Each week since, players have eloquently spoken of Lancaster as they did of Joe Schmidt in terms of respect but quite differently in terms of personality and style.

Lancaster conversed as much as instructed, asked players how they thought they were doing, what they thought they could improve on. He introduced the unstructured, structured approach, the idea that every move in every competitive game cannot always be prescriptive.

He gave them confidence in themselves and license to play rugby as they saw it in front of them in real time within an overall Leinster doctrine. Because of that and played at its best it was incredibly difficult for opposition teams’ defences.

He also brought an understated charisma and commanded deference from his biggest potential critics, the media. Articulate and with his north of England, Penrith accent, Lancaster has radiated approachability and consideration, although, not without a pinch of English reserve. An avid journal keeper, he writes everything down.

His commitment to his family, flying to Leeds each week for a night or two, was as good as he could be about it, the onerous routine seen equally as a commitment to Leinster. As good as you can be, is what he asks of the players.

When his father John suddenly died, he came to understand how the parochial in Leinster was strength, not weakness, its inspiration not its binding, the bonds and ambitions of players forged within the club aspiring always to make it bigger and better and rarely looking beyond.

He told Leinster it was unnecessary for them to attend the funeral, suggesting they didn’t know his father and that it would be disruptive to the team.

Respectfully ignoring the gentle protestations, coaching staff and players flew from Dublin to Manchester. Staying in a Travel Lodge hotel they all drove to the little village, where his father was buried. He learned of the Irish attitude towards grief.

Three years ago, Lancaster spoke of what he has done with the experience of coaching England 50 times. “Pretty much everything has been given to Leinster and, indirectly, to Ireland,” he said.

That’s the sense of him players impart. Leinster got Lancaster on the rebound after a good relationship soured. From there he and Leinster existed like a chemical reaction that worked both ways.

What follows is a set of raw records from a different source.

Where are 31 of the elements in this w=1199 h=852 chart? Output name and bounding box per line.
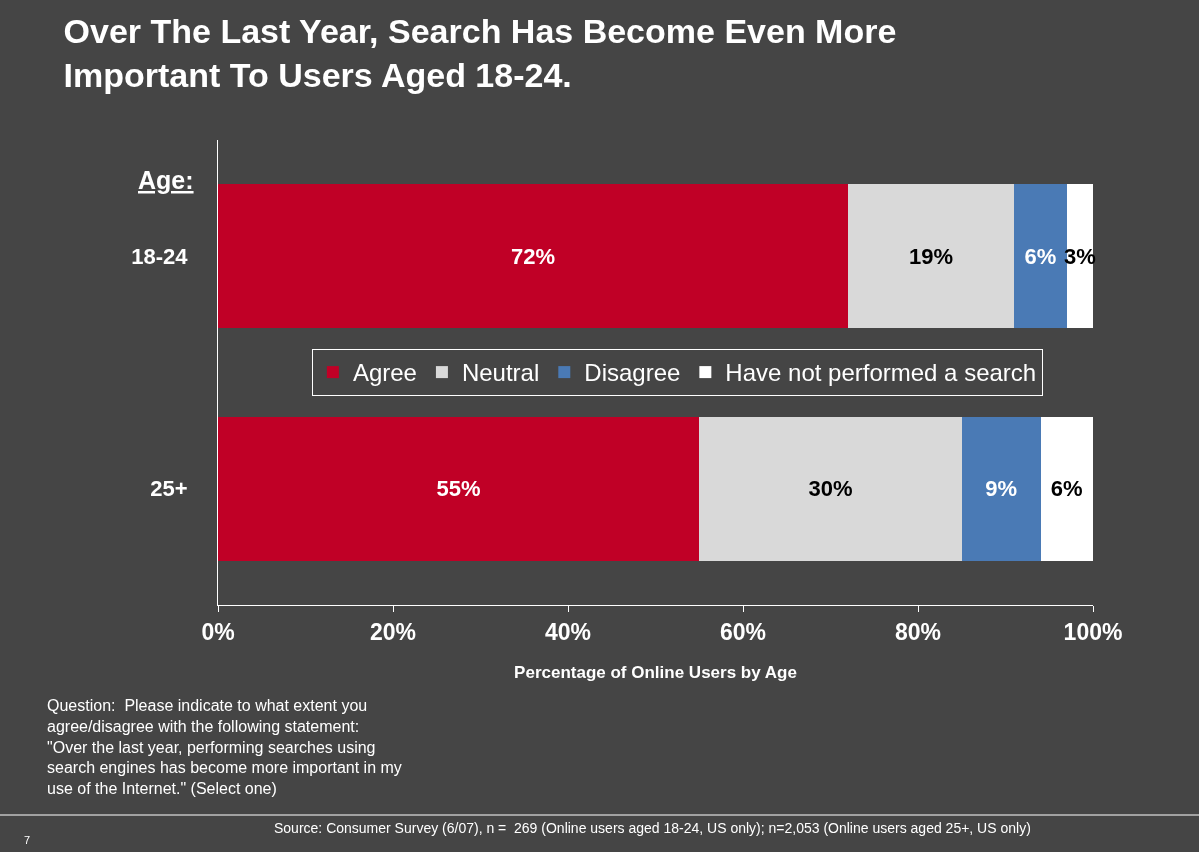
data-label: 6% — [1050, 476, 1083, 502]
bar — [218, 416, 700, 561]
legend-label: Agree — [352, 359, 417, 387]
data-label: 19% — [909, 243, 954, 269]
data-label: 9% — [985, 476, 1018, 502]
bar — [699, 416, 962, 561]
data-label: 72% — [510, 243, 556, 269]
x-tick-label: 80% — [894, 618, 942, 645]
legend-label: Have not performed a search — [725, 359, 1037, 387]
x-axis-title: Percentage of Online Users by Age — [514, 663, 797, 682]
y-tick-label: 18-24 — [131, 243, 189, 269]
x-tick-label: 20% — [369, 618, 417, 645]
bar — [1040, 416, 1093, 561]
data-label: 6% — [1024, 243, 1057, 269]
text: Question: Please indicate to what extent you agree/disagree with the following statement: "Over the last year, performing searches using search engines has become more important in my use of the Internet." (Select one) — [47, 697, 402, 798]
source-note: Source: Consumer Survey (6/07), n = 269 (Online users aged 18-24, US only); n=2,053 (Online users aged 25+, US only) — [274, 820, 1031, 836]
bar — [848, 184, 1015, 329]
data-label: 30% — [808, 476, 853, 502]
text: 7 — [24, 834, 31, 846]
bar — [218, 184, 848, 329]
x-tick-label: 0% — [201, 618, 235, 645]
x-tick-label: 40% — [544, 618, 592, 645]
x-tick-label: 100% — [1063, 618, 1123, 645]
bar — [961, 416, 1041, 561]
legend-label: Neutral — [461, 359, 540, 387]
y-axis-title: Age: — [138, 166, 194, 194]
legend-label: Disagree — [584, 359, 681, 387]
data-label: 55% — [436, 476, 481, 502]
chart-title: Over The Last Year, Search Has Become Even More Important To Users Aged 18-24. — [63, 11, 897, 94]
x-tick-label: 60% — [719, 618, 767, 645]
y-tick-label: 25+ — [150, 476, 188, 502]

He changed the Leinster product and the Leinster product changed him.

That is where the power of his years here has come from, not just the ability to convey knowledge to players but in the understanding that both ways’ exchange is mutually empowering.

Players are never explicit about their affections or respect for coaches, but all leave a vapour trail, Lancaster’s when he departs at the end of the season, likely to linger longer than most.